Security experts warned on Tuesday about what is believed to be the first Trojan targeting Android-based mobile devices that racks up charges by sending text messages to premium-rate numbers.
The Trojan-SMS malware, dubbed "Trojan-SMS.AndroidOS.FakePlayer.a," is being distributed via an unknown malicious Web site, said Denis Maslennikov, senior malware researcher at Kaspersky Lab.
Users are prompted to install a "media player application" that is a little bigger than 13 kilobytes, but which is hiding the Trojan inside, according to Kaspersky and mobile-phone security company Lookout, which analyzed the threat.
Like all Android apps, the program asks for permission to do certain things upon install. In this case it asks for permission to send SMS messages, with a prompt that identifies it as a "service that costs you money," as well as to read or delete data and collect data about the phone and the phone ID, Kaspersky and Lookout said.
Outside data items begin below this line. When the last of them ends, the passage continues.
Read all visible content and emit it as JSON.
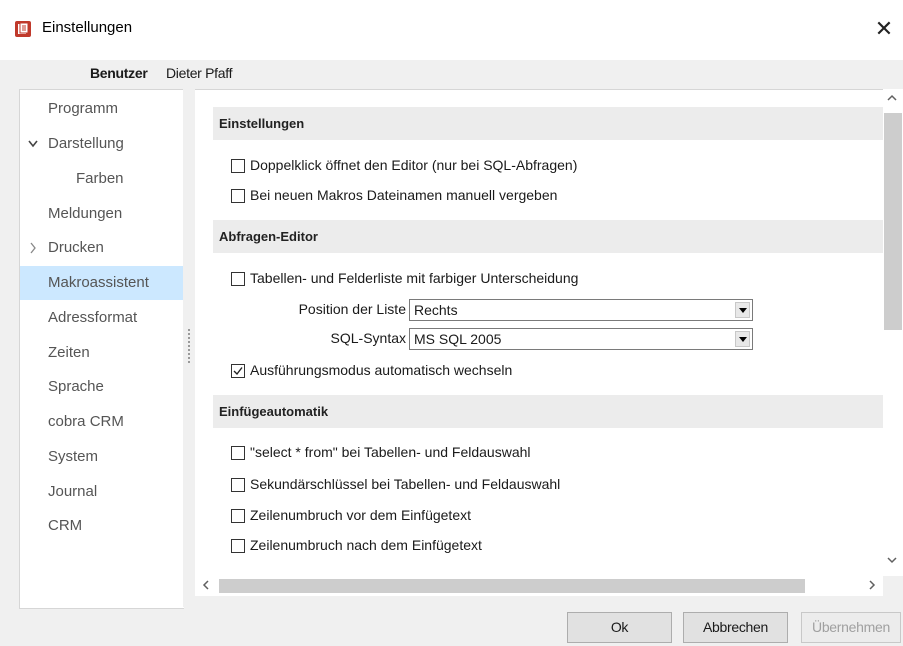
{
  "window": {
    "title": "Einstellungen",
    "close_glyph": "✕"
  },
  "user": {
    "label": "Benutzer",
    "name": "Dieter Pfaff"
  },
  "nav": {
    "items": [
      {
        "label": "Programm"
      },
      {
        "label": "Darstellung",
        "arrow": "expanded"
      },
      {
        "label": "Farben",
        "sub": true
      },
      {
        "label": "Meldungen"
      },
      {
        "label": "Drucken",
        "arrow": "collapsed"
      },
      {
        "label": "Makroassistent",
        "selected": true
      },
      {
        "label": "Adressformat"
      },
      {
        "label": "Zeiten"
      },
      {
        "label": "Sprache"
      },
      {
        "label": "cobra CRM"
      },
      {
        "label": "System"
      },
      {
        "label": "Journal"
      },
      {
        "label": "CRM"
      }
    ]
  },
  "sections": {
    "einstellungen": {
      "title": "Einstellungen",
      "options": [
        {
          "label": "Doppelklick öffnet den Editor (nur bei SQL-Abfragen)",
          "checked": false
        },
        {
          "label": "Bei neuen Makros Dateinamen manuell vergeben",
          "checked": false
        }
      ]
    },
    "abfragen_editor": {
      "title": "Abfragen-Editor",
      "option_farbig": {
        "label": "Tabellen- und Felderliste mit farbiger Unterscheidung",
        "checked": false
      },
      "position_label": "Position der Liste",
      "position_value": "Rechts",
      "syntax_label": "SQL-Syntax",
      "syntax_value": "MS SQL 2005",
      "option_modus": {
        "label": "Ausführungsmodus automatisch wechseln",
        "checked": true
      }
    },
    "einfuegeautomatik": {
      "title": "Einfügeautomatik",
      "options": [
        {
          "label": "\"select * from\" bei Tabellen- und Feldauswahl",
          "checked": false
        },
        {
          "label": "Sekundärschlüssel bei Tabellen- und Feldauswahl",
          "checked": false
        },
        {
          "label": "Zeilenumbruch vor dem Einfügetext",
          "checked": false
        },
        {
          "label": "Zeilenumbruch nach dem Einfügetext",
          "checked": false
        }
      ]
    }
  },
  "buttons": {
    "ok": "Ok",
    "cancel": "Abbrechen",
    "apply": "Übernehmen"
  },
  "colors": {
    "selection": "#cce8ff",
    "section_header": "#ececec",
    "app_icon": "#c0392b"
  }
}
Once installed, the Trojan starts sending SMS messages behind the scenes that cost several dollars per message, without the device owner knowing it.
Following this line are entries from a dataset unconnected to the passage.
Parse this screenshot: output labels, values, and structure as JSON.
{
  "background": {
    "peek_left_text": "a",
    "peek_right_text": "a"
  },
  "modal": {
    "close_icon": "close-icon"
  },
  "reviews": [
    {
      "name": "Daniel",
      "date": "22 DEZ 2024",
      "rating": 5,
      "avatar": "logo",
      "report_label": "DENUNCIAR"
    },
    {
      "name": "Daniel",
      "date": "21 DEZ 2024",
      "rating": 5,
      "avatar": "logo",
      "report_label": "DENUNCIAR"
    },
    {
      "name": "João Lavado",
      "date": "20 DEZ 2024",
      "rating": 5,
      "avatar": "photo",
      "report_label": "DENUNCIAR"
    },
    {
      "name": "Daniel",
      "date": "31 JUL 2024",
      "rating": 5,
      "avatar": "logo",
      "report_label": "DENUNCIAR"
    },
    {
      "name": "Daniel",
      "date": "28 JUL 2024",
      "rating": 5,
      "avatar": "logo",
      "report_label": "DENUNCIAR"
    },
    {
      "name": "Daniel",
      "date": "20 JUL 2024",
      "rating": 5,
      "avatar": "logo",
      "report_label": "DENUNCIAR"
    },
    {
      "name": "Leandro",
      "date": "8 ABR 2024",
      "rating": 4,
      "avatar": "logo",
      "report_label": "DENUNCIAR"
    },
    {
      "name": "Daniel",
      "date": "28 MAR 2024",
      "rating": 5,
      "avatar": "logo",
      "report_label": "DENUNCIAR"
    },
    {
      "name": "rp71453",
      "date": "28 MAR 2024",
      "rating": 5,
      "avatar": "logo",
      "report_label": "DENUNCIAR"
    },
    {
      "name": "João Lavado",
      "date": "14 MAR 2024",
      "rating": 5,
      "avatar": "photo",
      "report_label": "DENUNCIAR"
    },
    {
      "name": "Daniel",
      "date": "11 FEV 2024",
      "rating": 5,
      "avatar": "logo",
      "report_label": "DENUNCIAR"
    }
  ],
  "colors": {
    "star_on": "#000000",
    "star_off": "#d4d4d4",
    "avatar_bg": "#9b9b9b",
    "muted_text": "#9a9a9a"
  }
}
It appears to be affecting Android smartphone users in Russia and to only work on Russian networks, Lookout said. "As far as we know, there is no indication that this app is in the Android Market," Lookout said in a blog post. It was also reported on a Russian smartphone news site.
A Google spokesman provided this statement when asked for comment: "Our application permissions model protects against this type of threat. When installing an application, users see a screen that explains clearly what information and system resources the application has permission to access, such as a user's phone number or sending an SMS. Users must explicitly approve this access in order to continue with the installation, and they may uninstall applications at any time. We consistently advise users to only install apps they trust. In particular, users should exercise caution when installing applications outside of Android Market."
Android users must change a default setting to accept apps from outside the Android marketplace.
To tell if you are affected, review your bills for any premium SMS messages. Lookout also suggests that if you have recently downloaded a media player, check the permission to make sure the app is not sending SMS messages.
The company recommends that smartphone users only download apps from trusted sources, and avoid downloading media player files that request permission to access your text messages, particularly if they want to send messages from the phone.
Updated at 12:40 p.m. PDTwith Google comment.